C’est cette attention méticuleuse mais souple qui donne au clown sa sensibilité, sa mobilité, sa capacité à être réellement vivant, c’est à dire en état d’improvisation.
Mais cette règle va plus loin : elle implique de faire avec ce qui est, de prendre vraiment la réalité en compte, quelle qu’elle soit, d’accepter de s’exposer à ce qui surgit et de s’en débrouiller, dans l’instant, en public.
Cette réalité, on s’en doute, provoque des réactions, des émotions, des impulsions, parfois très vives. Faut-il tout laisser sortir en vrac ? Convient-il de se laisser emporter par le courant, quitte à ne plus vraiment savoir ce que l’on fait ? Pas vraiment. Il s’agit plutôt de prendre un peu de temps entre soi et soi pour accueillir tout ce qui vient spontanément, s’en réjouir, et … faire le tri !
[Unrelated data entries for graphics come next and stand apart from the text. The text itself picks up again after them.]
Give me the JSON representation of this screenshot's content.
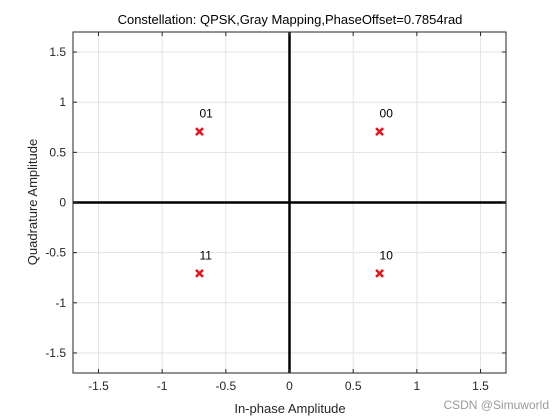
{
  "chart_data": {
    "type": "scatter",
    "title": "Constellation: QPSK,Gray Mapping,PhaseOffset=0.7854rad",
    "xlabel": "In-phase Amplitude",
    "ylabel": "Quadrature Amplitude",
    "xlim": [
      -1.7,
      1.7
    ],
    "ylim": [
      -1.7,
      1.7
    ],
    "xticks": [
      -1.5,
      -1,
      -0.5,
      0,
      0.5,
      1,
      1.5
    ],
    "yticks": [
      -1.5,
      -1,
      -0.5,
      0,
      0.5,
      1,
      1.5
    ],
    "xtick_labels": [
      "-1.5",
      "-1",
      "-0.5",
      "0",
      "0.5",
      "1",
      "1.5"
    ],
    "ytick_labels": [
      "-1.5",
      "-1",
      "-0.5",
      "0",
      "0.5",
      "1",
      "1.5"
    ],
    "grid": true,
    "marker": "x",
    "marker_color": "#e3141b",
    "points": [
      {
        "x": 0.7071,
        "y": 0.7071,
        "label": "00"
      },
      {
        "x": -0.7071,
        "y": 0.7071,
        "label": "01"
      },
      {
        "x": -0.7071,
        "y": -0.7071,
        "label": "11"
      },
      {
        "x": 0.7071,
        "y": -0.7071,
        "label": "10"
      }
    ]
  },
  "watermark": "CSDN @Simuworld"
}
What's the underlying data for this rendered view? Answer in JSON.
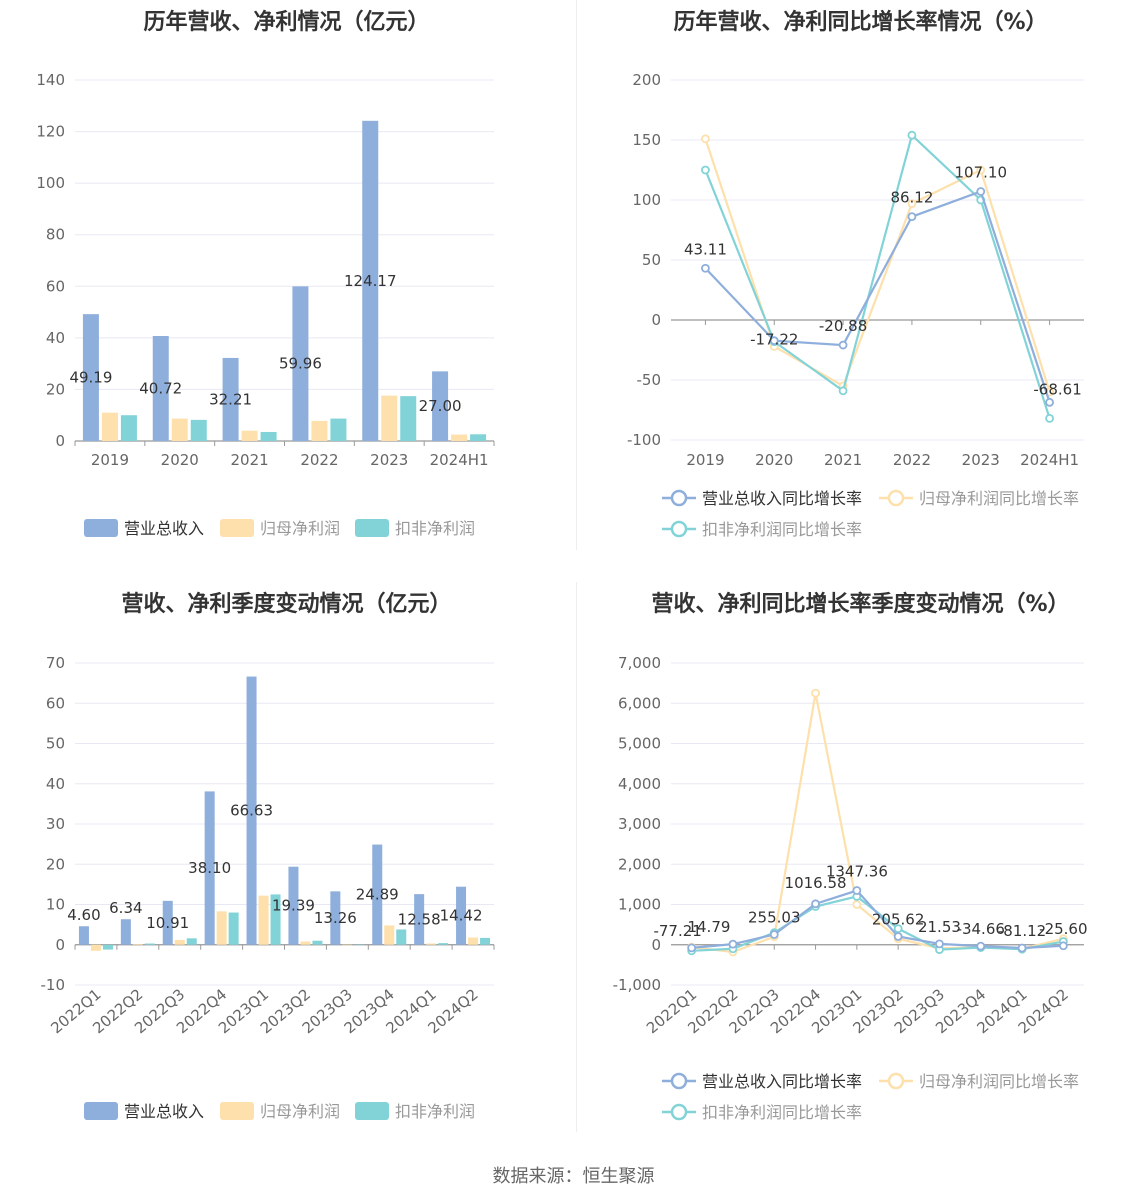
{
  "footer": "数据来源：恒生聚源",
  "colors": {
    "revenue": "#8eaedc",
    "parent_np": "#fde0ab",
    "deducted_np": "#82d3d7",
    "grid": "#e8e8f4",
    "axis": "#999999",
    "label": "#333333"
  },
  "chart_data": [
    {
      "id": "annual_amount",
      "type": "bar",
      "title": "历年营收、净利情况（亿元）",
      "categories": [
        "2019",
        "2020",
        "2021",
        "2022",
        "2023",
        "2024H1"
      ],
      "ylim": [
        0,
        140
      ],
      "yticks": [
        "0",
        "20",
        "40",
        "60",
        "80",
        "100",
        "120",
        "140"
      ],
      "series": [
        {
          "name": "营业总收入",
          "values": [
            49.19,
            40.72,
            32.21,
            59.96,
            124.17,
            27.0
          ],
          "labels": [
            "49.19",
            "40.72",
            "32.21",
            "59.96",
            "124.17",
            "27.00"
          ]
        },
        {
          "name": "归母净利润",
          "values": [
            11.0,
            8.7,
            4.0,
            7.8,
            17.6,
            2.5
          ]
        },
        {
          "name": "扣非净利润",
          "values": [
            10.0,
            8.2,
            3.5,
            8.7,
            17.4,
            2.6
          ]
        }
      ],
      "legend": "bottom"
    },
    {
      "id": "annual_growth",
      "type": "line",
      "title": "历年营收、净利同比增长率情况（%）",
      "categories": [
        "2019",
        "2020",
        "2021",
        "2022",
        "2023",
        "2024H1"
      ],
      "ylim": [
        -100,
        200
      ],
      "yticks": [
        "-100",
        "-50",
        "0",
        "50",
        "100",
        "150",
        "200"
      ],
      "series": [
        {
          "name": "营业总收入同比增长率",
          "values": [
            43.11,
            -17.22,
            -20.88,
            86.12,
            107.1,
            -68.61
          ],
          "labels": [
            "43.11",
            "-17.22",
            "-20.88",
            "86.12",
            "107.10",
            "-68.61"
          ]
        },
        {
          "name": "归母净利润同比增长率",
          "values": [
            151,
            -22,
            -55,
            97,
            125,
            -60
          ]
        },
        {
          "name": "扣非净利润同比增长率",
          "values": [
            125,
            -18,
            -59,
            154,
            100,
            -82
          ]
        }
      ],
      "legend": "bottom"
    },
    {
      "id": "quarterly_amount",
      "type": "bar",
      "title": "营收、净利季度变动情况（亿元）",
      "categories": [
        "2022Q1",
        "2022Q2",
        "2022Q3",
        "2022Q4",
        "2023Q1",
        "2023Q2",
        "2023Q3",
        "2023Q4",
        "2024Q1",
        "2024Q2"
      ],
      "ylim": [
        -10,
        70
      ],
      "yticks": [
        "-10",
        "0",
        "10",
        "20",
        "30",
        "40",
        "50",
        "60",
        "70"
      ],
      "series": [
        {
          "name": "营业总收入",
          "values": [
            4.6,
            6.34,
            10.91,
            38.1,
            66.63,
            19.39,
            13.26,
            24.89,
            12.58,
            14.42
          ],
          "labels": [
            "4.60",
            "6.34",
            "10.91",
            "38.10",
            "66.63",
            "19.39",
            "13.26",
            "24.89",
            "12.58",
            "14.42"
          ]
        },
        {
          "name": "归母净利润",
          "values": [
            -1.5,
            0.2,
            1.2,
            8.3,
            12.2,
            0.8,
            0.0,
            4.8,
            0.3,
            1.8
          ]
        },
        {
          "name": "扣非净利润",
          "values": [
            -1.2,
            0.3,
            1.6,
            8.0,
            12.5,
            1.0,
            0.0,
            3.8,
            0.4,
            1.7
          ]
        }
      ],
      "legend": "bottom"
    },
    {
      "id": "quarterly_growth",
      "type": "line",
      "title": "营收、净利同比增长率季度变动情况（%）",
      "categories": [
        "2022Q1",
        "2022Q2",
        "2022Q3",
        "2022Q4",
        "2023Q1",
        "2023Q2",
        "2023Q3",
        "2023Q4",
        "2024Q1",
        "2024Q2"
      ],
      "ylim": [
        -1000,
        7000
      ],
      "yticks": [
        "-1,000",
        "0",
        "1,000",
        "2,000",
        "3,000",
        "4,000",
        "5,000",
        "6,000",
        "7,000"
      ],
      "series": [
        {
          "name": "营业总收入同比增长率",
          "values": [
            -77.21,
            14.79,
            255.03,
            1016.58,
            1347.36,
            205.62,
            21.53,
            -34.66,
            -81.12,
            -25.6
          ],
          "labels": [
            "-77.21",
            "14.79",
            "255.03",
            "1016.58",
            "1347.36",
            "205.62",
            "21.53",
            "-34.66",
            "-81.12",
            "-25.60"
          ]
        },
        {
          "name": "归母净利润同比增长率",
          "values": [
            -60,
            -180,
            200,
            6250,
            1000,
            150,
            -90,
            -60,
            -100,
            150
          ]
        },
        {
          "name": "扣非净利润同比增长率",
          "values": [
            -150,
            -100,
            300,
            950,
            1200,
            400,
            -120,
            -70,
            -110,
            80
          ]
        }
      ],
      "legend": "bottom"
    }
  ]
}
Cet espace de lucidité et de liberté intérieure est l’objet d’une seconde règle fondamentale : Autant regarder ce qui surgit est immédiat, autant on s’efforce ( !) de « prendre un temps avant d’agir ». Là encore, c’est une règle, infernale il faut le dire, mais très puissante. Elle permet de développer une stabilité qui rend bien service une fois transposée sur la scène de la vie quotidienne !
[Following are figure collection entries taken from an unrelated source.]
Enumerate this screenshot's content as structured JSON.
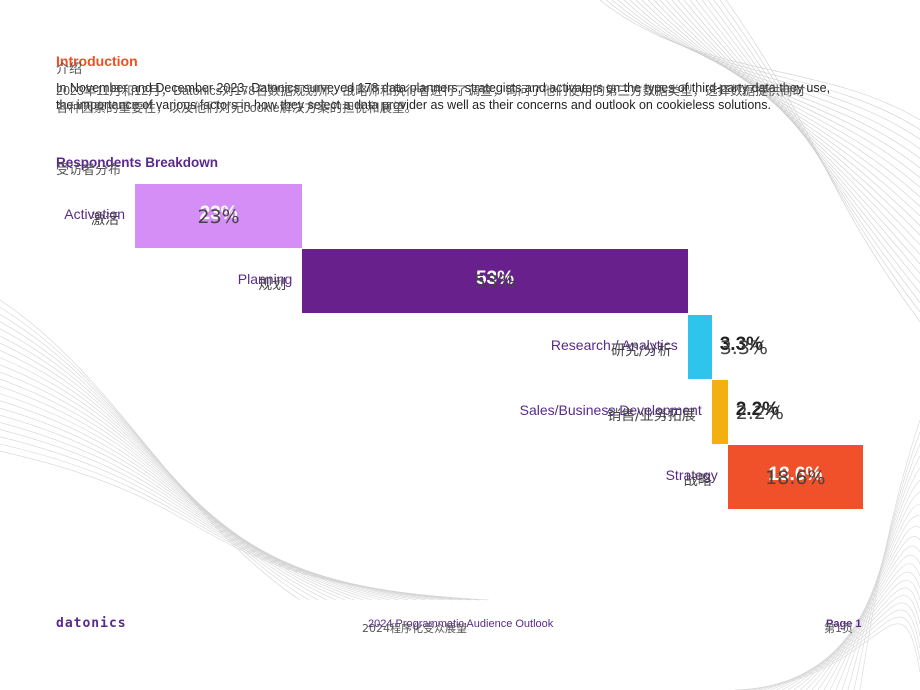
{
  "intro": {
    "title_en": "Introduction",
    "title_zh": "介绍",
    "body_en": "In November and December 2023, Datonics surveyed 178 data planners, strategists and activators on the types of third-party data they use, the importance of various factors in how they select a data provider as well as their concerns and outlook on cookieless solutions.",
    "body_zh": "2023年11月和12月，Datonics对178名数据规划师、战略师和执行者进行了调查，询问了他们使用的第三方数据类型，选择数据提供商时各种因素的重要性，以及他们对无cookie解决方案的担忧和展望。"
  },
  "breakdown": {
    "title_en": "Respondents Breakdown",
    "title_zh": "受访者分布"
  },
  "chart_data": {
    "type": "bar",
    "categories": [
      "Activation",
      "Planning",
      "Research / Analytics",
      "Sales/Business Development",
      "Strategy"
    ],
    "categories_zh": [
      "激活",
      "规划",
      "研究/分析",
      "销售/业务拓展",
      "战略"
    ],
    "values": [
      23,
      53,
      3.3,
      2.2,
      18.6
    ],
    "labels": [
      "23%",
      "53%",
      "3.3%",
      "2.2%",
      "18.6%"
    ],
    "colors": [
      "#d48ef5",
      "#68208c",
      "#2ec4ec",
      "#f4b010",
      "#f0502a"
    ]
  },
  "footer": {
    "logo": "datonics",
    "center_en": "2024 Programmatic Audience Outlook",
    "center_zh": "2024程序化受众展望",
    "page_en": "Page 1",
    "page_zh": "第1页"
  }
}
Mais alors d’où vient que l’on rit, que l’on fait rire ?
Paradoxalement, le clown que nous pratiquons ne cherche pas spécialement à « faire rire ». Fondamentalement ce qui fait rire, ce qui touche, ce qui déplace, c’est de voir le clown vivre, de voir le travail qu’il fait pour être Présent, pour se débrouiller de ce qu’il vit, de ses émotions, de ses pannes, de ses désirs.
Et si l’on peut rire, d’un rire plein de légèreté, c’est que l’on ne rit pas du clown (cela mettrait plutôt mal à l’aise), mais avec le clown qui tente d’avoir la conscience la plus grande possible de ce qu’il donne à voir, y compris ce qui, de prime abord, lui échappe.
Et l’on rit beaucoup, en empathie avec cet humain qui fait, comme chacun de nous, ce qu’il peut.
Mais alors, s’agit-il d’une pratique artistique ou de « développement personnel » ?
Euh, Ben… Une pratique artistique, si elle est exigeante, est toujours l’occasion de changements importants pour les personnes. Pratiquer le clown nous fait grandir, c’est sûr, mais dans quelle direction ?
Notre travail, clairement, ne se veut pas « thérapeutique ». Sauf à admettre que la conscience, la bienveillance et l’humour sont des ingrédients nécessaires du bien être individuel et collectif ! Le clown, comme nous le pratiquons, aide plutôt faire avec ce que l’on est, plutôt qu’à fabriquer des personnes performantes et rutilantes !
Bienvenue dans le monde cabossé, chaleureux et ouvert des Nez Fastes.